NNH (Number Needed to Harm): Number needed to cause one adverse effect.
Glossary:
NNT / NNH: Help quantify drug benefits vs. risks in clinical terms.
Meta-analysis: A "study of studies."
Key Takeaway:
Good clinical trials rely on careful statistics and clear outcome measures to interpret whether a drug truly works—and whether it’s worth the risk.
Slide 37: Clinical Trials – The Four Phases
Key Points:
Clinical trials are conducted in four main phases, each with a specific purpose:
Phase 1:
Participants: Healthy volunteers (usually 20–100).
Focus:
Pharmacokinetics (how the drug moves through the body).
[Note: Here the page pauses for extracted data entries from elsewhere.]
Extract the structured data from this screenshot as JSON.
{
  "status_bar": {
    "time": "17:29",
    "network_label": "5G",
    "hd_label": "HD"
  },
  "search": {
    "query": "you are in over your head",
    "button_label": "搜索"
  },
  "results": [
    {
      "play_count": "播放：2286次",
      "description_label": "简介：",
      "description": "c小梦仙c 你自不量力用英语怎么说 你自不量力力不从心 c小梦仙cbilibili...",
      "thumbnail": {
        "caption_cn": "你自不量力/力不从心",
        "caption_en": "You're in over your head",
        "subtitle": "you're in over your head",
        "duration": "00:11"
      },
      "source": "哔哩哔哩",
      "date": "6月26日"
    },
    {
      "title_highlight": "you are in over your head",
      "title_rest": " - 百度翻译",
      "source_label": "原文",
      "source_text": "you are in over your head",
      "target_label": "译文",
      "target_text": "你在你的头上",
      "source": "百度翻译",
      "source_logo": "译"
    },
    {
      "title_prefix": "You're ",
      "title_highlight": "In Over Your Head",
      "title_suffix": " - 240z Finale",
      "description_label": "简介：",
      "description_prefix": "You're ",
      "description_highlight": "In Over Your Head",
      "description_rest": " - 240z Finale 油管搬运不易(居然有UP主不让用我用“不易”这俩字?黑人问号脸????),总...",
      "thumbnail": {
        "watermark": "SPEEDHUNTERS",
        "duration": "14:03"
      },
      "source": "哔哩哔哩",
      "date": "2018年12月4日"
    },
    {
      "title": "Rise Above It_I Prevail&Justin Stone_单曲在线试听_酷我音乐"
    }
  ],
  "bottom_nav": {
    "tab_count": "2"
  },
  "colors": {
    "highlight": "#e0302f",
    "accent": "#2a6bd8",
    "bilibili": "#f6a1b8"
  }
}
Tolerability (early safety and side effects).
Phase 2:
Participants: Small group of patients with the disease.
Focus:
Therapeutic efficacy (does it work?).
Optimal dose selection.
Phase 3:
Participants: Large number of patients in controlled trials.
Focus:
Efficacy under realistic conditions (how well it works in daily life).
Safety and side effects.
Phase 4:
Conducted after drug approval (post-marketing).
Focus:
Long-term safety and tolerability in a broader population.
Glossary:
Pharmacokinetics: How a drug is absorbed, distributed, metabolized, and excreted.
Tolerability: How well patients can handle the drug without major side effects.
Post-marketing: Surveillance of drug use after it's on the market.
Key Takeaway:
Clinical trials progress from testing in healthy volunteers to widespread patient use, ensuring a drug is safe, effective, and usable under real-life conditions before and after approval.